Here was a Bond who was cold and ruthless, yes, but also jaded and world-weary. A Bond who felt heartbreak. A Bond who was human!
'Skyfall' changed it all
Daniel Craig with Judy Dench in ‘Skyfall’ Picture credit: 007.com
I loved Daniel Craig’s Bond, but I still wasn’t sure I was going to be raving about Daniel Craig as Bond (especially after the blah Quantum of Solace). Till Skyfall. It was the Sam Mendes film that sold me on Craig as Bond. Craig added a complexity to Bond that just hit the ball out of the park. It didn’t matter that he wasn’t as debonair in a tux as Connery or as charming as Brosnan. For the first time I watched a Bond film and thought who cares about all that. When Bond comes out of self-imposed exile he is older, more troubled, struggling to get back to his best after being out of the game too long and questioning his relevance. Unthinkable for the Bonds of old who could just get on with it no matter what. In this film, Craig made Bond even more relatable than before. Javier Bardem’s Raoul Silva (easily one of the best Bond villains) gives Craig much to play off as does Judy Dench as M, her death being the most emotional moment in a James Bond film.
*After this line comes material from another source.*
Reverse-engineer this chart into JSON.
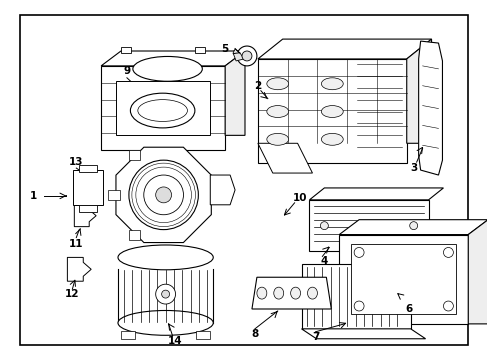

It took Skyfall, the most un-Bond film of them all, to make me go from ‘eww Daniel Craig as Bond’ to ‘woah Daniel Craig as Bond’. Not even the convoluted, and mostly boring, Spectre could take away from Craig as Bond.
No matter how many times he said he didn’t want to do any more Bond films after Spectre, I wasn’t ready to say goodbye to a Bond who finally made sense in a world where spies like 007 are becoming entirely irrelevant. And thank god he didn’t bid adieu to the franchise after the disappointing Spectre (or slit his wrists to not do another Bond movie)! Because No Time to Die proved to be the fitting finale for the Daniel Craig era, a first for any Bond swansong. While the film is overly long, with perhaps one of the longest intro sequences, it uses the runtime effectively to wrap up most of the threads that tied all of the Daniel Craig-era Bond films together.
A Bond more vulnerable than ever
In No Time to Die, Daniel Craig gives us a Bond who is more vulnerable than ever, and more importantly, vulnerable in love. He doesn’t hide his emotions behind an expressionless mask all the time. He feels his irrelevance, being replaceable as a 007 by a younger, sharper, perhaps better agent, who is black and female! But it also retains the Bond tropes that make the films what they are -- the subtle humour, the pithy one-liners, the martinis, the cars, the gadgets, the gunfights, the tux -- and is infinitely enjoyable as an action flick. Yes, the plot is a little thin and the villain (Rami Malek) underdeveloped, but it showcases what Craig has brought to James Bond to its best, making Craig the only 007 to go out on a high note.
What James Bond used to be in the Connery era is being done better in spoofs, whether it is the utterly ridiculous Austin Powers, or the overly British Kingsman series. Daniel Craig has redefined Bond for the modern generation and set the bar high. I can’t help but be worried that the next Bond will fail the new Bond test. Oh, here we go again!